Just as Strong Towns provides instructions for ""doing the math"" on Tax Value Per Acre, it would be helpful to have some instructions for ""doing the math"" on the fiscal outcomes of good street design. (I admire that Strong Towns has started the Crash Analysis Studio, to begin demonstrating the tangible relationship between street design and safety; but what about the tangible relationship between street design and city finances?)

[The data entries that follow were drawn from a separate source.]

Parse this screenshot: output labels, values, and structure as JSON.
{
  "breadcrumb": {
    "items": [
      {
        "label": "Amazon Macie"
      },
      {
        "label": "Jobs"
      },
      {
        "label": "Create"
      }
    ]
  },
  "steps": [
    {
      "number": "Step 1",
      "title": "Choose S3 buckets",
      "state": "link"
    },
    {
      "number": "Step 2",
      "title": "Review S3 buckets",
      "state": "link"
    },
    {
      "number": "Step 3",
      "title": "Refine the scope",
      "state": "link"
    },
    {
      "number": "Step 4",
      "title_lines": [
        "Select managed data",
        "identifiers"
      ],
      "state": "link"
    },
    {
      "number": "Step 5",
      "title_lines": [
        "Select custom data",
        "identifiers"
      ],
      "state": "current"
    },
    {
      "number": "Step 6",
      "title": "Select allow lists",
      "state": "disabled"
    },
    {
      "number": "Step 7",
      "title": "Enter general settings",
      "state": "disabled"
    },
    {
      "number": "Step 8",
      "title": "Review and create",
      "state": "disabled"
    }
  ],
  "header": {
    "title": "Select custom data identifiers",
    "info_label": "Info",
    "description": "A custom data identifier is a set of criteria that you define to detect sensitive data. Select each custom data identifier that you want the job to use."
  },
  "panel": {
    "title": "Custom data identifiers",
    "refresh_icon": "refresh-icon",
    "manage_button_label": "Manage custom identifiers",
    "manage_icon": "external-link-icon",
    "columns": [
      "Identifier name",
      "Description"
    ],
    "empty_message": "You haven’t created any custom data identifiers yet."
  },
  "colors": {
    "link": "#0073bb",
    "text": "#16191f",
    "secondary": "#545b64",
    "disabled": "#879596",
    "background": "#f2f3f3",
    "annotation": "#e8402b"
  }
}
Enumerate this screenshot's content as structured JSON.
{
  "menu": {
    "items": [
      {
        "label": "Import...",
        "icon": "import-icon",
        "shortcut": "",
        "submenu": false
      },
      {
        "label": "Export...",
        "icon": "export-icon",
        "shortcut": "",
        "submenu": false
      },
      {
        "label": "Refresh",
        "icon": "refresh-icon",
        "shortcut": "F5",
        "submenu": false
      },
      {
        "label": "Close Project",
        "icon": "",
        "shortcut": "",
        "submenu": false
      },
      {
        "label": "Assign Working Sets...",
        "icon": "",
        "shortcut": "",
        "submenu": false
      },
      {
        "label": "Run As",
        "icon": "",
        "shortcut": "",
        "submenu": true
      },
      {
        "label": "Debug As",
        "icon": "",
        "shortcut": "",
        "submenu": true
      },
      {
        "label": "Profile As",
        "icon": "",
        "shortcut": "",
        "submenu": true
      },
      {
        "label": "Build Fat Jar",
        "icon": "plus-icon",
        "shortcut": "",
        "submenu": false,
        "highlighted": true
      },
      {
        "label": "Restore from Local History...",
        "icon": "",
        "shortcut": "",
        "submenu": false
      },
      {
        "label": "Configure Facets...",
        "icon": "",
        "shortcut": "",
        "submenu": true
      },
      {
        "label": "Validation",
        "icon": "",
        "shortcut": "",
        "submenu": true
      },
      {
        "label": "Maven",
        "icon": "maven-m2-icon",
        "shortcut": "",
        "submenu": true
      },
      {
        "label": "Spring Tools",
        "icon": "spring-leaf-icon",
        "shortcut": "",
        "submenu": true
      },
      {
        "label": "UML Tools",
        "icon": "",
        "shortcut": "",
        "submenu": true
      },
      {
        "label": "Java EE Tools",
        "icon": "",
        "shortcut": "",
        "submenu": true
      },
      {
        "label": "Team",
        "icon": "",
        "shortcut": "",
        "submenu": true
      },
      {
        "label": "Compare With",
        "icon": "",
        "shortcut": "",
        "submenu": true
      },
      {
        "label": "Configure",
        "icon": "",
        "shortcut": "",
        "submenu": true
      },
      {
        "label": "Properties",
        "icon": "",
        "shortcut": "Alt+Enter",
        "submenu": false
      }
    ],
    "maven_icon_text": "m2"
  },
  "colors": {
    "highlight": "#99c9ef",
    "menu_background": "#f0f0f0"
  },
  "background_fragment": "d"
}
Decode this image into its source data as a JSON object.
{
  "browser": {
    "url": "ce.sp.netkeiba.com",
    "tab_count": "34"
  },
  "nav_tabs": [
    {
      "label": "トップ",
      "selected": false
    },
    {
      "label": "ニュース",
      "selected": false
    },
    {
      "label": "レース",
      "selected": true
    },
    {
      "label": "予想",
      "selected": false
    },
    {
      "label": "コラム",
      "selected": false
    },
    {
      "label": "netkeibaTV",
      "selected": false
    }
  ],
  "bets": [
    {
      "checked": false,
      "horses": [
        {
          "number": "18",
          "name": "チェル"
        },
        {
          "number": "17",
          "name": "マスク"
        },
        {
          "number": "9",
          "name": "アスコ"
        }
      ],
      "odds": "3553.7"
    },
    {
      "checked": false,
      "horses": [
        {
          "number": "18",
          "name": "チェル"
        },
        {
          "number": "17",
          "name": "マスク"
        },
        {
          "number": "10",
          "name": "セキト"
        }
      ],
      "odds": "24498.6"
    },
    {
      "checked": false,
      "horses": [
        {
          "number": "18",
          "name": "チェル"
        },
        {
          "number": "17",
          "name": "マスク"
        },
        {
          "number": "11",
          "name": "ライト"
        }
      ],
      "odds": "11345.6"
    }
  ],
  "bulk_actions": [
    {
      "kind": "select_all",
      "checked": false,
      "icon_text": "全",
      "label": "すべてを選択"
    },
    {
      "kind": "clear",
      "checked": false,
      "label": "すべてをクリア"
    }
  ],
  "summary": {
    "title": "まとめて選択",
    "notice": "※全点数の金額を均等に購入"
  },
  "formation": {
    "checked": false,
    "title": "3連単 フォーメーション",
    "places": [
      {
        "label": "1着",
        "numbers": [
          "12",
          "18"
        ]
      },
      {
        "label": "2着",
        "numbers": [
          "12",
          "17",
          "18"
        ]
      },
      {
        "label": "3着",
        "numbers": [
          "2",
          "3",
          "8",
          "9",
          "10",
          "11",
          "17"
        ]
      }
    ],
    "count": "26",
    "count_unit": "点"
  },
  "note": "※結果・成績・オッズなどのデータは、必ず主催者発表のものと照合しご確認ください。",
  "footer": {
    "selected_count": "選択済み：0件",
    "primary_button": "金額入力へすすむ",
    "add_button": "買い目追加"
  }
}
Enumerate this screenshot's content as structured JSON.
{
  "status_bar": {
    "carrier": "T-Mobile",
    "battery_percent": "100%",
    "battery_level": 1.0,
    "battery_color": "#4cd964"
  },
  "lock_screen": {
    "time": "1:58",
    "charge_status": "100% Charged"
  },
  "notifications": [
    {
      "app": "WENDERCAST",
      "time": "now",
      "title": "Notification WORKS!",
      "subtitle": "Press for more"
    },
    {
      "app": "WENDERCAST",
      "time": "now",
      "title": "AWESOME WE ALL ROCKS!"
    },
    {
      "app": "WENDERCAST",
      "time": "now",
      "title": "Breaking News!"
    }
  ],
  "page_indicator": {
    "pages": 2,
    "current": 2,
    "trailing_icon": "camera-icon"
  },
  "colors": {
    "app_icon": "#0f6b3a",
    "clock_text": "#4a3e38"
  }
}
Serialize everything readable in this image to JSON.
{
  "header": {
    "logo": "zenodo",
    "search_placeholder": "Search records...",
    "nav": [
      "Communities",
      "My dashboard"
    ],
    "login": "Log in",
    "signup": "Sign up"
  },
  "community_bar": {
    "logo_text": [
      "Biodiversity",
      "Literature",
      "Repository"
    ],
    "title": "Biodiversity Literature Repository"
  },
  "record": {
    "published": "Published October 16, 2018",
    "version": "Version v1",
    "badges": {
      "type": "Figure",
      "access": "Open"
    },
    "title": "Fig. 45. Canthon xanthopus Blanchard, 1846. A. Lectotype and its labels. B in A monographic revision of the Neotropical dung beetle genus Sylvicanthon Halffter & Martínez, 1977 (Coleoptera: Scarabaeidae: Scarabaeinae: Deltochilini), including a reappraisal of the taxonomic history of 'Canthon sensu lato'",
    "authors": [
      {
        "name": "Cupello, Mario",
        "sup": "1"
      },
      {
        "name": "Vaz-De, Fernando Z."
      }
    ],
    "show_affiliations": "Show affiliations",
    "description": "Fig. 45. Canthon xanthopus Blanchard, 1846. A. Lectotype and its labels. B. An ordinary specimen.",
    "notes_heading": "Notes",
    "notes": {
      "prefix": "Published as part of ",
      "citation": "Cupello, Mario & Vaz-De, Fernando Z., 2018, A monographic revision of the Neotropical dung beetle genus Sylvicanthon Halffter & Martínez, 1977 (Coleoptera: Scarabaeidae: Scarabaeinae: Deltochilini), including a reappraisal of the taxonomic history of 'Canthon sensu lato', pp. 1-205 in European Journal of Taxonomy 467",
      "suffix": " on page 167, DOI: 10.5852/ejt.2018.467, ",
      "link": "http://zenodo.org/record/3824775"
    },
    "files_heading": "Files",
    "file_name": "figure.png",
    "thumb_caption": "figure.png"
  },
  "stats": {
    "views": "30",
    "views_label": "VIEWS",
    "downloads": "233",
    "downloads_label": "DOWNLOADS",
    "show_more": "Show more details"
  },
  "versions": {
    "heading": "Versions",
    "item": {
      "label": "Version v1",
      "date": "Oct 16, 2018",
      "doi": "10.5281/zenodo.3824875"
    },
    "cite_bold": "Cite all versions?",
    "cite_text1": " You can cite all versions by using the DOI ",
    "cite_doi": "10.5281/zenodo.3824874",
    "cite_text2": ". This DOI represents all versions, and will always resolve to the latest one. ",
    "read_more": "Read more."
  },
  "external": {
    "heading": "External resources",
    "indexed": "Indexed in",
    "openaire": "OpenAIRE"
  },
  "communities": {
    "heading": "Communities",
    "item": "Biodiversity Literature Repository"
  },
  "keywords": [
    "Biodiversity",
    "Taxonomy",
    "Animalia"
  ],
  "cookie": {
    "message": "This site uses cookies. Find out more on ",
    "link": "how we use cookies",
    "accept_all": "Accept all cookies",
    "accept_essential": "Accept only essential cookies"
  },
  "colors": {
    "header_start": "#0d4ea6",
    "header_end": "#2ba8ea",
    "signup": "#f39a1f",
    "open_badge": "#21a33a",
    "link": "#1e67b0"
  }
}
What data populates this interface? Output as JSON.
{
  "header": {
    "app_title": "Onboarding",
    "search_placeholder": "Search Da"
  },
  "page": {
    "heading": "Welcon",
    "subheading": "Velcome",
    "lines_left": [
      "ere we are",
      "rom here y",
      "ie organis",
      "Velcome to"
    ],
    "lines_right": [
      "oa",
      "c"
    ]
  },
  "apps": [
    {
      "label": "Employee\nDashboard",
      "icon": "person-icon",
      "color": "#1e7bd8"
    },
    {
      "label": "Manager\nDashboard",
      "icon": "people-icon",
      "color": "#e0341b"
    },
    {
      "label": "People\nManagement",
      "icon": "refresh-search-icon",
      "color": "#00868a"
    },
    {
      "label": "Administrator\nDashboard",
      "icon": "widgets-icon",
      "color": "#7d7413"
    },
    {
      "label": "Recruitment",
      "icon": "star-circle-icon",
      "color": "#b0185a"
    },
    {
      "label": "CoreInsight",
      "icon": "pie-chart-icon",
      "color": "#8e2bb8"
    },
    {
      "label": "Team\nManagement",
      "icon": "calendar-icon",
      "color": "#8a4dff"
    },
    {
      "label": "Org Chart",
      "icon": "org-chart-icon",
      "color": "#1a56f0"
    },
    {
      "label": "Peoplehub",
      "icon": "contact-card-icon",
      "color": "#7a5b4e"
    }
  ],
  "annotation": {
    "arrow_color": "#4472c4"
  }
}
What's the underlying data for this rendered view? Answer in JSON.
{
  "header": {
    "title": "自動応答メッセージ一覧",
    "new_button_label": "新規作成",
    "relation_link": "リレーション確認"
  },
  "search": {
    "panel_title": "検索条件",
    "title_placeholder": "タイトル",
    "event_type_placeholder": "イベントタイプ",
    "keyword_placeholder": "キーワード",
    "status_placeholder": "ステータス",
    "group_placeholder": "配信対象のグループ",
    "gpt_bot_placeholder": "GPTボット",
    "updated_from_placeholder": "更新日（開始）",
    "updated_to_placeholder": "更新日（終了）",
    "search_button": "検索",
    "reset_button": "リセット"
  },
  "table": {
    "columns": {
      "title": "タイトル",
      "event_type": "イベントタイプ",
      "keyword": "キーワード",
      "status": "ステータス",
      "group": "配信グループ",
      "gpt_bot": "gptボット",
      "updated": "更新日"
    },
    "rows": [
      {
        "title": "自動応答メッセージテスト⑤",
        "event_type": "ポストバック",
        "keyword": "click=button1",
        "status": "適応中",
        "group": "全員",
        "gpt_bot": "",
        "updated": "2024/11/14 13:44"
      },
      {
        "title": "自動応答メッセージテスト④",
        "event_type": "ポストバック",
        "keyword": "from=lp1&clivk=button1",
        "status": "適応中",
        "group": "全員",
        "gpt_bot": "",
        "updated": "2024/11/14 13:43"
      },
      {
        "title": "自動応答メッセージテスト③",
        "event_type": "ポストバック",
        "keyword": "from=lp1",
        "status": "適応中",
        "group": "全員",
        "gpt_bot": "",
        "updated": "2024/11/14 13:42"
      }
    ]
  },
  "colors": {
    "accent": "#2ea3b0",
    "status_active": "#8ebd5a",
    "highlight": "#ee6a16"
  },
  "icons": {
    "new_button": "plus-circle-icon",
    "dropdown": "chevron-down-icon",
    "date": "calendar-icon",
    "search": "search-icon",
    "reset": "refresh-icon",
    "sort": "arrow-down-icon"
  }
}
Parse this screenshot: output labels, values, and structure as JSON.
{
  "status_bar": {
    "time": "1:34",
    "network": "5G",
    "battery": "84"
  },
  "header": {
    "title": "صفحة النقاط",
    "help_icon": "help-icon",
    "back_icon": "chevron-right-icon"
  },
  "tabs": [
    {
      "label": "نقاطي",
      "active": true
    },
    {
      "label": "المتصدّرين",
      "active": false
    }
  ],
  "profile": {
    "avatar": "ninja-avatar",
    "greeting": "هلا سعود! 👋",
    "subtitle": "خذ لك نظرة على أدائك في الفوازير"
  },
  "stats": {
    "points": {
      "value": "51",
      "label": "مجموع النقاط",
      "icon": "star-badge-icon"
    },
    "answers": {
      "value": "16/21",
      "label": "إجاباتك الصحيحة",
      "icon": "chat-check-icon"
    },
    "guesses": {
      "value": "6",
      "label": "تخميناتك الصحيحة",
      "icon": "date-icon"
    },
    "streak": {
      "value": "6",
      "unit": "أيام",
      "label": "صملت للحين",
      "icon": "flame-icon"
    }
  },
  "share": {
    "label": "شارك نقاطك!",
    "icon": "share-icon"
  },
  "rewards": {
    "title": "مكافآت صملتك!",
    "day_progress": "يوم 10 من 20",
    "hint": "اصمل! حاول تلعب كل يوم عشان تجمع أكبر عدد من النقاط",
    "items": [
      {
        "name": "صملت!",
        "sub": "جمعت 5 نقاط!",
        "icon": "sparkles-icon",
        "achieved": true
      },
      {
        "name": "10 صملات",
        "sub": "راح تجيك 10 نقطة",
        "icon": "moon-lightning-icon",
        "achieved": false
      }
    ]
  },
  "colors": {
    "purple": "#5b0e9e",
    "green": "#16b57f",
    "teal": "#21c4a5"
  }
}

I realize this could get complicated very quickly. I keep wondering, for example, what the fiscal impact would be if my city (Saint Paul, MN) committed to narrowing the width of its streets when it fully rebuilds them. How much money would it save over the long-run by reducing the physical surface area that needs a Mill and Overlay every few years? Could narrower streets induce more people to go car-free (by making it less convenient to drive and park), and reduce the wear-and-tear on streets that increases maintenance costs? How would narrowing Saint Paul's streets affect the cost (and effectiveness) of snowplowing in the winter? (I suppose the answer to this last question probably has more to do with how effectively we enforce street-parking rules during snow emergencies, and less to do with the width of the streets.)
I can imagine one Strong Towns response to my query is that the fiscal impacts of good street design vary widely, depending on the features of the places where they're located (not only which region, or which city, but which specific area within a city). But even if it's impossible to provide one simple ""formula"" for calculating the fiscal impacts of good street design (like Tax Value Per Acre), I imagine Strong Towns could produce a list of some ways that advocates could creatively illustrate/calculate the concrete/tangible fiscal benefits of good street design depending on local context."
What about you? Have you found anything that would help in addressing this member's comment?